Après l’avoir bien fait jouir, il l’invite à se mettre à quatre pattes, et c’est en levrette qu’il la prend. Mais à sa surprise, c’est elle, Marie-Lise, qui prend la direction de la manœuvre et qui conduit le train du plaisir. A chaque va-et-vient, ses fesses claquent contre le bassin de son partenaire, et à chaque fois :


— Ouiii..., c’est bon !


Comme ça, ils baisent comme des sauvages, presque jusqu’au dernier instant. La belle Marie-Lise, encore dans les brumes de la jouissance, se dégage de cette énorme queue, qui l’a tant fait jouir. Il s’allonge sur le dos.
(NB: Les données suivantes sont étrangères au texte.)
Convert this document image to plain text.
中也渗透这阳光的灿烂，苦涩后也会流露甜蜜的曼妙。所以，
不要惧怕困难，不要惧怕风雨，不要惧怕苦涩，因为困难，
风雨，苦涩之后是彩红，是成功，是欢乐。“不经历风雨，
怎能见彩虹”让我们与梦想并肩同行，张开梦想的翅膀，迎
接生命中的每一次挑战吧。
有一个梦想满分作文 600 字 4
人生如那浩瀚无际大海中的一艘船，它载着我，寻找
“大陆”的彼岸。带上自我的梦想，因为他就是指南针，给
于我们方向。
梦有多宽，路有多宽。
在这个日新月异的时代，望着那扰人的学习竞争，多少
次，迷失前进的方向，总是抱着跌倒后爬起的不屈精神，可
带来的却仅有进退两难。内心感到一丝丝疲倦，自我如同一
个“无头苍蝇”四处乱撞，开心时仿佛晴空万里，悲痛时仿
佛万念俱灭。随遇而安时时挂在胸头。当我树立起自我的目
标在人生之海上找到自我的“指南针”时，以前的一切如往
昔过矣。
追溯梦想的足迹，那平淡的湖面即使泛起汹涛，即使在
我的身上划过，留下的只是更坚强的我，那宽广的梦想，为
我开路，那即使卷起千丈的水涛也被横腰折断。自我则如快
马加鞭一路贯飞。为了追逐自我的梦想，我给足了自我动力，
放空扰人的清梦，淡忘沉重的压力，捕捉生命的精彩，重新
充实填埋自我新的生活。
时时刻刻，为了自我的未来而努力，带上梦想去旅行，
Elle se met à quatre pattes devant cette belle bite, encore raide, et la masturbe vigoureusement.


Sentant venir la fin du voyage, J-C lui demande de la prendre dans sa bouche. Là, elle recommence à lui pomper le nœud, tout en le masturbant, jusqu’à ce que plusieurs saccades de sperme lui giclent dans la bouche.


En bonne salope qu’elle est, elle avale, sans broncher, la totalité de ce jus d’homme.


Quelques secondes plus tard :


— Tu t’es régalée, ma petite salope ?

— Ouiii J-C...

— On remet ça demain ?

— Si tu veux. Pour moi, pas de souci.

— Alors OK ! On se donne rendez-vous demain, même endroit, même heure. Ça te va ?

— Oui J-C..., je serai là.

— Alors, à demain.

— A demain.


Marie-Lise remet son chapeau et laisse J-C qui, lui, se lève pour aller piquer une tête dans le lac.